Conversations-Lexikon oder kurzgefaßtes Handwörterbuch
Tallien
Der Repräsentant Tallien, von sehr dunkler Herkunft (man sagt, er habe ehemahls die Buchdruckerkunst erlernet; andere meinen, er sei Rechtsgelehrter gewesen), gab während der Revolution in Paris ein periodisches Blatt heraus; am 10. August war er Sekretair der neu errichteten Municipalität; zum Convente wurde er von dem Departement der Seine und Oise zum Deputirten erwählt, und blieb auch nachher Mitglied im Rathe der Fünfhundert.

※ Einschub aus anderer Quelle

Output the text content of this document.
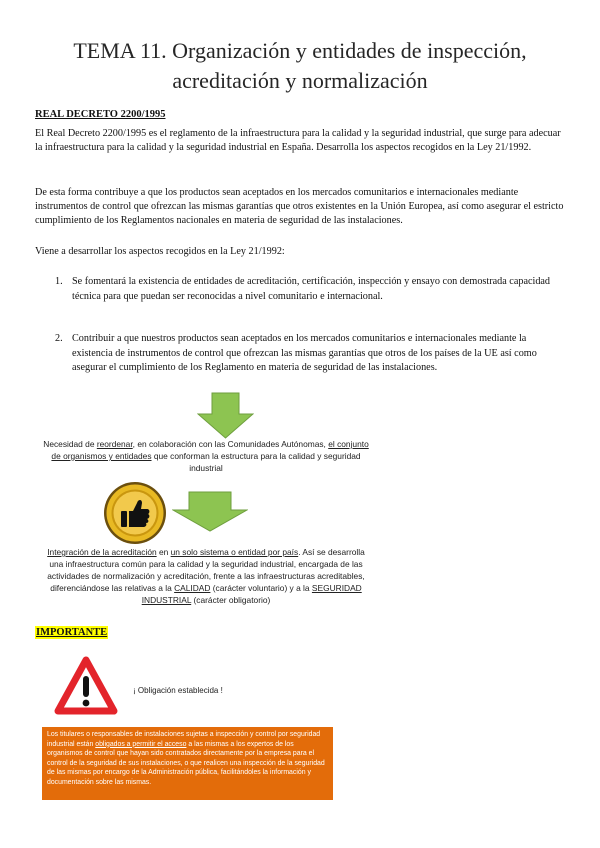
TEMA 11. Organización y entidades de inspección,
acreditación y normalización
REAL DECRETO 2200/1995
El Real Decreto 2200/1995 es el reglamento de la infraestructura para la calidad y la seguridad industrial, que surge para adecuar la infraestructura para la calidad y la seguridad industrial en España. Desarrolla los aspectos recogidos en la Ley 21/1992.
De esta forma contribuye a que los productos sean aceptados en los mercados comunitarios e internacionales mediante instrumentos de control que ofrezcan las mismas garantías que otros existentes en la Unión Europea, así como asegurar el estricto cumplimiento de los Reglamentos nacionales en materia de seguridad de las instalaciones.
Viene a desarrollar los aspectos recogidos en la Ley 21/1992:
1. Se fomentará la existencia de entidades de acreditación, certificación, inspección y ensayo con demostrada capacidad técnica para que puedan ser reconocidas a nivel comunitario e internacional.
2. Contribuir a que nuestros productos sean aceptados en los mercados comunitarios e internacionales mediante la existencia de instrumentos de control que ofrezcan las mismas garantías que otros de los países de la UE así como asegurar el cumplimiento de los Reglamento en materia de seguridad de las instalaciones.
Necesidad de reordenar, en colaboración con las Comunidades Autónomas, el conjunto de organismos y entidades que conforman la estructura para la calidad y seguridad industrial
Integración de la acreditación en un solo sistema o entidad por país. Así se desarrolla una infraestructura común para la calidad y la seguridad industrial, encargada de las actividades de normalización y acreditación, frente a las infraestructuras acreditables, diferenciándose las relativas a la CALIDAD (carácter voluntario) y a la SEGURIDAD INDUSTRIAL (carácter obligatorio)
IMPORTANTE
¡ Obligación establecida !
Los titulares o responsables de instalaciones sujetas a inspección y control por seguridad industrial están obligados a permitir el acceso a las mismas a los expertos de los organismos de control que hayan sido contratados directamente por la empresa para el control de la seguridad de sus instalaciones, o que realicen una inspección de la seguridad de las mismas por encargo de la Administración pública, facilitándoles la información y documentación sobre las mismas.
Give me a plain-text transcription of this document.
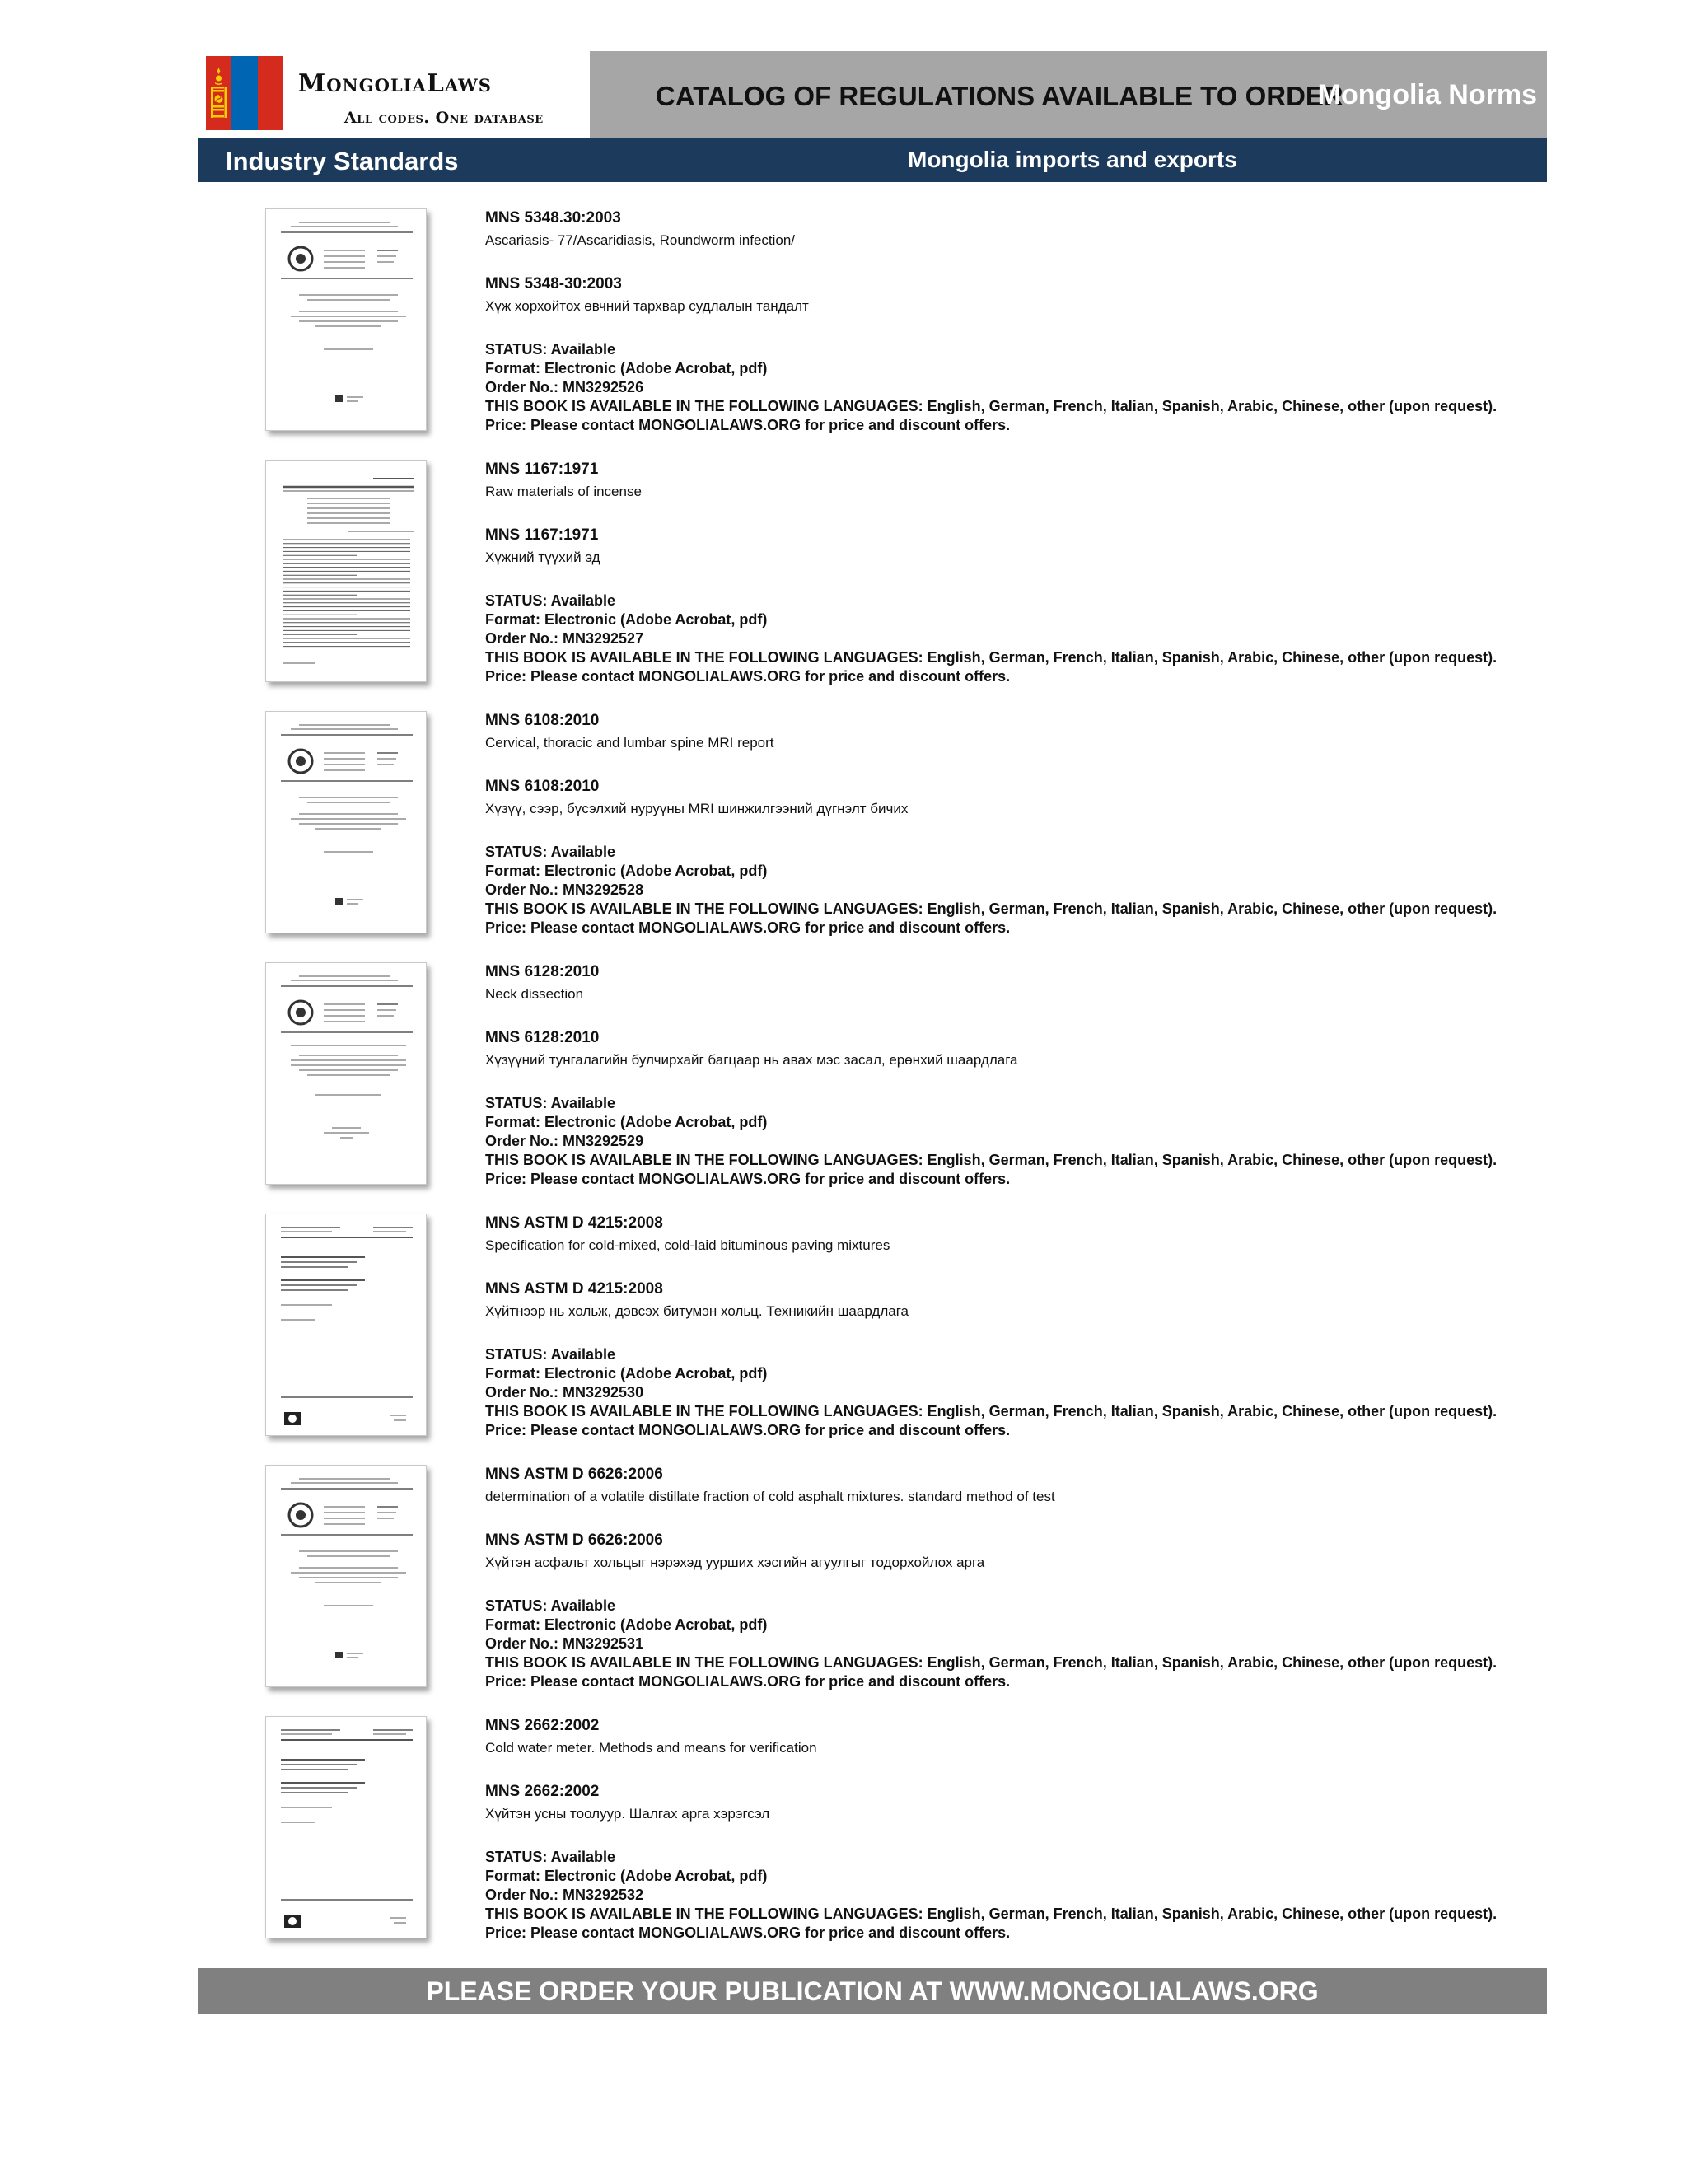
MongoliaLaws
All codes. One database
CATALOG OF REGULATIONS AVAILABLE TO ORDER
Mongolia Norms
Industry Standards	Mongolia imports and exports
MNS 5348.30:2003
Ascariasis- 77/Ascaridiasis, Roundworm infection/
MNS 5348-30:2003
Хүж хорхойтох өвчний тархвар судлалын тандалт
STATUS: Available
Format: Electronic (Adobe Acrobat, pdf)
Order No.: MN3292526
THIS BOOK IS AVAILABLE IN THE FOLLOWING LANGUAGES: English, German, French, Italian, Spanish, Arabic, Chinese, other (upon request).
Price: Please contact MONGOLIALAWS.ORG for price and discount offers.
MNS 1167:1971
Raw materials of incense
MNS 1167:1971
Хүжний түүхий эд
STATUS: Available
Format: Electronic (Adobe Acrobat, pdf)
Order No.: MN3292527
THIS BOOK IS AVAILABLE IN THE FOLLOWING LANGUAGES: English, German, French, Italian, Spanish, Arabic, Chinese, other (upon request).
Price: Please contact MONGOLIALAWS.ORG for price and discount offers.
MNS 6108:2010
Cervical, thoracic and lumbar spine MRI report
MNS 6108:2010
Хүзүү, сээр, бүсэлхий нуруүны MRI шинжилгээний дүгнэлт бичих
STATUS: Available
Format: Electronic (Adobe Acrobat, pdf)
Order No.: MN3292528
THIS BOOK IS AVAILABLE IN THE FOLLOWING LANGUAGES: English, German, French, Italian, Spanish, Arabic, Chinese, other (upon request).
Price: Please contact MONGOLIALAWS.ORG for price and discount offers.
MNS 6128:2010
Neck dissection
MNS 6128:2010
Хүзүүний тунгалагийн булчирхайг багцаар нь авах мэс засал, ерөнхий шаардлага
STATUS: Available
Format: Electronic (Adobe Acrobat, pdf)
Order No.: MN3292529
THIS BOOK IS AVAILABLE IN THE FOLLOWING LANGUAGES: English, German, French, Italian, Spanish, Arabic, Chinese, other (upon request).
Price: Please contact MONGOLIALAWS.ORG for price and discount offers.
MNS ASTM D 4215:2008
Specification for cold-mixed, cold-laid bituminous paving mixtures
MNS ASTM D 4215:2008
Хүйтнээр нь хольж, дэвсэх битумэн хольц. Техникийн шаардлага
STATUS: Available
Format: Electronic (Adobe Acrobat, pdf)
Order No.: MN3292530
THIS BOOK IS AVAILABLE IN THE FOLLOWING LANGUAGES: English, German, French, Italian, Spanish, Arabic, Chinese, other (upon request).
Price: Please contact MONGOLIALAWS.ORG for price and discount offers.
MNS ASTM D 6626:2006
determination of a volatile distillate fraction of cold asphalt mixtures. standard method of test
MNS ASTM D 6626:2006
Хүйтэн асфальт хольцыг нэрэхэд уурших хэсгийн агуулгыг тодорхойлох арга
STATUS: Available
Format: Electronic (Adobe Acrobat, pdf)
Order No.: MN3292531
THIS BOOK IS AVAILABLE IN THE FOLLOWING LANGUAGES: English, German, French, Italian, Spanish, Arabic, Chinese, other (upon request).
Price: Please contact MONGOLIALAWS.ORG for price and discount offers.
MNS 2662:2002
Cold water meter. Methods and means for verification
MNS 2662:2002
Хүйтэн усны тоолуур. Шалгах арга хэрэгсэл
STATUS: Available
Format: Electronic (Adobe Acrobat, pdf)
Order No.: MN3292532
THIS BOOK IS AVAILABLE IN THE FOLLOWING LANGUAGES: English, German, French, Italian, Spanish, Arabic, Chinese, other (upon request).
Price: Please contact MONGOLIALAWS.ORG for price and discount offers.
PLEASE ORDER YOUR PUBLICATION AT WWW.MONGOLIALAWS.ORG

Während seiner politischen Laufbahn erregte er dadurch das meiste Aufsehen, daß er der erste war, der Robespierre angriff (man sehe den folg. Art.) und stürzte. Dieser Tyrann schien eine geheime Ahndung davon zu haben; denn er gestand einige Monate vorher, daß er Tallien nie ohne Schaudern ansehen könne. Vielleicht würde die ganze Handlung verdienstlicher ausgefallen sein, wenn sie einen andern Urheber gehabt hätte, als Tallien. Denn dieser war, wegen des Antheils, den er an den Mordthaten im Sept. 1792 gehabt haben soll, fast eben so verachtet, als Robespierre selbst. Freilich erwarb er sich durch den Muth, womit er diesen bekämpfte, allgemeinen Beifall, und erntete anfänglich die Segenswünsche aller patriotischen Franzosen; sobald aber der erste Rausch der Freude vorüber war, so fing er auch schon wieder an, in der allgemeinen Achtung zu sinken, da zumahl sein Betragen von neuem————
zweifelhaft wurde. Bald schien er den noch im Verborgnen glimmenden Terrorismus begünstigen zu wollen, bald belebte er die schwindenden Hoffnungen der Royalisten. Die lästige Beschuldigung wegen seiner Mitwirkung zum Septemberscenen hat er bis jetzt noch nicht von sich entfernen können, ob er gleich mehrere Mahle eine Schutzschrift für sich ankündigte, worin er beweisen wollte, daß er nur deswegen an jenen Blutgerichten Antheil genommen habe, um Unschuldigen das Leben zu retten. Im Rathe der Fünfhundert hat er in der Folge nicht viel gesprochen, wahrscheinlich aus Gefühl seiner Schwäche. Thibaudeau, einer der besten Redner in der Versammlung, widerlegte ihn gewönhlich in bündigen Ausdrücken; und seitdem wagte er sich nur selten auf die Tribüne. Da er wegen der Veränderlichkeit seines Charakters keine Partei befriedigte, so wurde er schon deswegen nicht sonderlich geachtet; am meisten aber haßten ihn doch die Anhänger des Schreckensystems. Durch sie wurde er bald nach Robespierreʼs Sturz meuchelmörderischer Weise verwundet, und sie versagten ihm auch die Aufnahme in einen (1797) neu gestifteten Club. Die Achtung, die Tallien allenfalls noch genoß, verdankte er allein seiner liebenswürdigen Gemahlin, von der wir sogleich mehr sprechen werden.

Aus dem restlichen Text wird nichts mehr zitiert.